I was speaking with a “Timothy” in another part of the USA a few days ago. He was asking for some more wisdom from Scripture that would accelerate his passion to serve the Lord. He works as a carpenter, is married with two children, and wants to use his work skills to go from place to place, earning a living and introducing God’s Plan for His Church to as many as possible. He is completely out of debt and continually seeks the Lord to refine his thinking to be in line with Scripture. He is an example of what Paul said to the Romans; they “become obedient from the heart.” They did not question whether a biblical principle would work. THEY OBEYED!
Some of the most penetrating teachings of Jesus come in the form of questions. Luke renders this portion of The Sermon on the Mount different than Matthew’s (7:21-23), but Luke is making us think carefully about how we respond to Jesus’ teaching. ““Why do you call me ‘Lord, Lord,’ and not do what I tell you?” (Luke 6:46). Was Jesus’ teaching just good literature as many say, or an ideal way of living in this world, or, does it speak to our hearts with the authority that it really has.
God took this same approach with Israel through the prophet Malachi (1:6), the last book written in the Old Testament.
· “If then I am a father, where is my honor?”
· “If I am a master, where is my fear?”
God’s questions through the prophet Malachi and the questions Jesus asked are intended to make us examine ourselves. Do we give ‘lip service’ to the Scriptures and the outward appearance that we are in agreement, but inwardly and through our actions we deny their authority. The principle of being a disciple means that we obey what our Lord and Teacher has told us to do (John 13:13). Obedience was a prime principle for being a disciple (Matthew 28:20). To call Jesus “Lord” and then not obey His teaching and the Scriptures He has inspired is evidence that our love for Him is not genuine. “If anyone loves Me, he will keep My word” (John 14:23).
If we think that this test is too severe, remember how Jesus tested Peter in John 21:15-19. The proof of genuine love for the Lord is that we “follow” Him! That word refers to a close walk in His footsteps. Is the Lord putting your ‘profession’ to the test? As Luke 6:47-49 shows, your obedience or lack of obedience will show what your foundation is, rock or sand. Are you passing or failing the test?
“It has been a fruitful time as this is our third visit between Randy, Tim, and now me.

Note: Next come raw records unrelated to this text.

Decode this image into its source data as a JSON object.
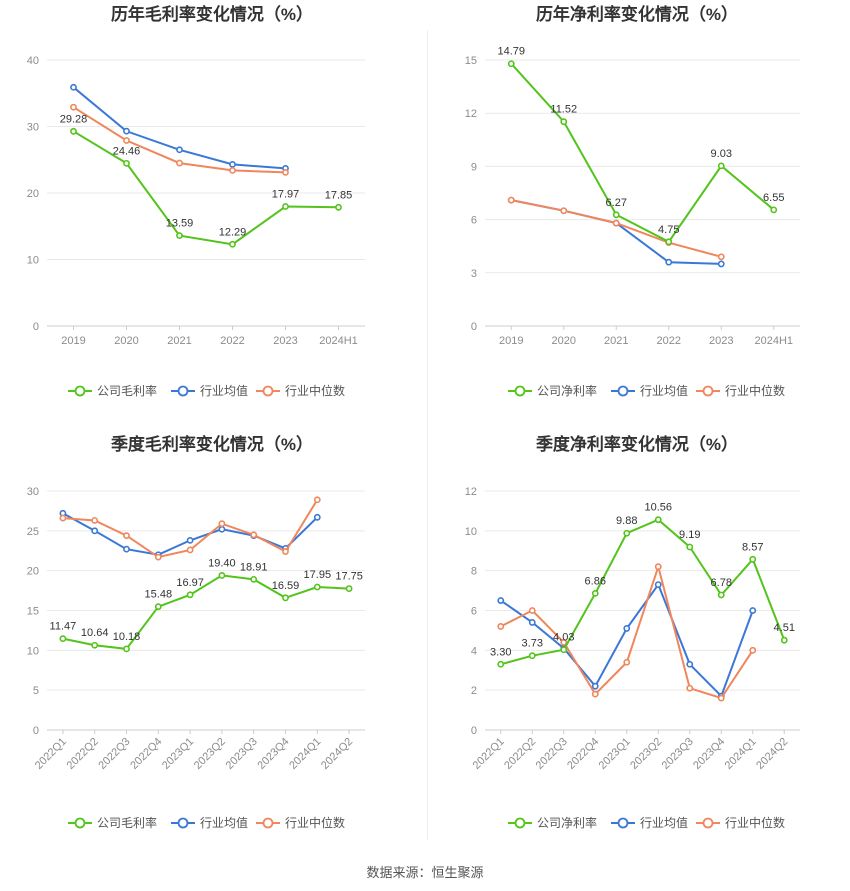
{
  "footer": {
    "source": "数据来源：恒生聚源"
  },
  "legend_colors": {
    "company": "#52c41a",
    "avg": "#3a78d8",
    "median": "#f0865c"
  },
  "chart_data": [
    {
      "type": "line",
      "title": "历年毛利率变化情况（%）",
      "categories": [
        "2019",
        "2020",
        "2021",
        "2022",
        "2023",
        "2024H1"
      ],
      "ylim": [
        0,
        40
      ],
      "yticks": [
        0,
        10,
        20,
        30,
        40
      ],
      "grid": true,
      "legend_position": "bottom",
      "series": [
        {
          "name": "公司毛利率",
          "color": "#52c41a",
          "values": [
            29.28,
            24.46,
            13.59,
            12.29,
            17.97,
            17.85
          ],
          "labels": [
            "29.28",
            "24.46",
            "13.59",
            "12.29",
            "17.97",
            "17.85"
          ]
        },
        {
          "name": "行业均值",
          "color": "#3a78d8",
          "values": [
            35.9,
            29.3,
            26.5,
            24.3,
            23.7,
            null
          ]
        },
        {
          "name": "行业中位数",
          "color": "#f0865c",
          "values": [
            32.9,
            27.9,
            24.5,
            23.4,
            23.1,
            null
          ]
        }
      ]
    },
    {
      "type": "line",
      "title": "历年净利率变化情况（%）",
      "categories": [
        "2019",
        "2020",
        "2021",
        "2022",
        "2023",
        "2024H1"
      ],
      "ylim": [
        0,
        15
      ],
      "yticks": [
        0,
        3,
        6,
        9,
        12,
        15
      ],
      "grid": true,
      "legend_position": "bottom",
      "series": [
        {
          "name": "公司净利率",
          "color": "#52c41a",
          "values": [
            14.79,
            11.52,
            6.27,
            4.75,
            9.03,
            6.55
          ],
          "labels": [
            "14.79",
            "11.52",
            "6.27",
            "4.75",
            "9.03",
            "6.55"
          ]
        },
        {
          "name": "行业均值",
          "color": "#3a78d8",
          "values": [
            7.1,
            6.5,
            5.8,
            3.6,
            3.5,
            null
          ]
        },
        {
          "name": "行业中位数",
          "color": "#f0865c",
          "values": [
            7.1,
            6.5,
            5.8,
            4.7,
            3.9,
            null
          ]
        }
      ]
    },
    {
      "type": "line",
      "title": "季度毛利率变化情况（%）",
      "categories": [
        "2022Q1",
        "2022Q2",
        "2022Q3",
        "2022Q4",
        "2023Q1",
        "2023Q2",
        "2023Q3",
        "2023Q4",
        "2024Q1",
        "2024Q2"
      ],
      "ylim": [
        0,
        30
      ],
      "yticks": [
        0,
        5,
        10,
        15,
        20,
        25,
        30
      ],
      "grid": true,
      "legend_position": "bottom",
      "series": [
        {
          "name": "公司毛利率",
          "color": "#52c41a",
          "values": [
            11.47,
            10.64,
            10.18,
            15.48,
            16.97,
            19.4,
            18.91,
            16.59,
            17.95,
            17.75
          ],
          "labels": [
            "11.47",
            "10.64",
            "10.18",
            "15.48",
            "16.97",
            "19.40",
            "18.91",
            "16.59",
            "17.95",
            "17.75"
          ]
        },
        {
          "name": "行业均值",
          "color": "#3a78d8",
          "values": [
            27.2,
            25.0,
            22.7,
            22.0,
            23.8,
            25.2,
            24.4,
            22.8,
            26.7,
            null
          ]
        },
        {
          "name": "行业中位数",
          "color": "#f0865c",
          "values": [
            26.6,
            26.3,
            24.4,
            21.7,
            22.6,
            25.9,
            24.5,
            22.4,
            28.9,
            null
          ]
        }
      ]
    },
    {
      "type": "line",
      "title": "季度净利率变化情况（%）",
      "categories": [
        "2022Q1",
        "2022Q2",
        "2022Q3",
        "2022Q4",
        "2023Q1",
        "2023Q2",
        "2023Q3",
        "2023Q4",
        "2024Q1",
        "2024Q2"
      ],
      "ylim": [
        0,
        12
      ],
      "yticks": [
        0,
        2,
        4,
        6,
        8,
        10,
        12
      ],
      "grid": true,
      "legend_position": "bottom",
      "series": [
        {
          "name": "公司净利率",
          "color": "#52c41a",
          "values": [
            3.3,
            3.73,
            4.03,
            6.86,
            9.88,
            10.56,
            9.19,
            6.78,
            8.57,
            4.51
          ],
          "labels": [
            "3.30",
            "3.73",
            "4.03",
            "6.86",
            "9.88",
            "10.56",
            "9.19",
            "6.78",
            "8.57",
            "4.51"
          ]
        },
        {
          "name": "行业均值",
          "color": "#3a78d8",
          "values": [
            6.5,
            5.4,
            4.1,
            2.2,
            5.1,
            7.3,
            3.3,
            1.7,
            6.0,
            null
          ]
        },
        {
          "name": "行业中位数",
          "color": "#f0865c",
          "values": [
            5.2,
            6.0,
            4.4,
            1.8,
            3.4,
            8.2,
            2.1,
            1.6,
            4.0,
            null
          ]
        }
      ]
    }
  ]
}
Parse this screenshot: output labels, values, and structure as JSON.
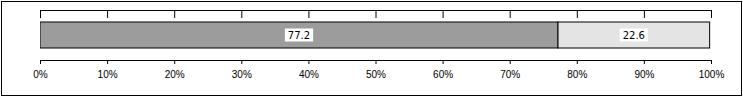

We are so excited to announce, Lord willing, that 5 brothers will be graduating in October from God’s Plan for His Church. This is an unbelievable work of the Spirit in the lives of these brothers considering where they were on Tim’s visit back in November of 2017. What encouraged me the most is that we have 3 Burmese brothers who are going through the manual and 1 that will be graduating.
The Burmese people are generally identified as being Buddhist and therefore an unreached people group. This makes it incredible to have 3 Burmese brothers going through a course in Church Planting! Please be praying for these three. It is clear that God has a plan for this people group and it could very well be that they will be the key leaders He will use to accomplish His purpose.
On June 17th, I preached twice at the same building where we held the GPHC training. It doubles
as an orphanage, training facility, and building for the orphans and others to meet together on Sunday’s. What an opportunity to deliver God’s word on Father’s Day to orphans! Please pray for God to use His Word as we know He will. Thank you to everyone for allowing me to be here and your partnership in the Gospel.” (Reported by Jonathan)
“I will not leave you as orphans, I will come to you.” (John 14:18). What a promise!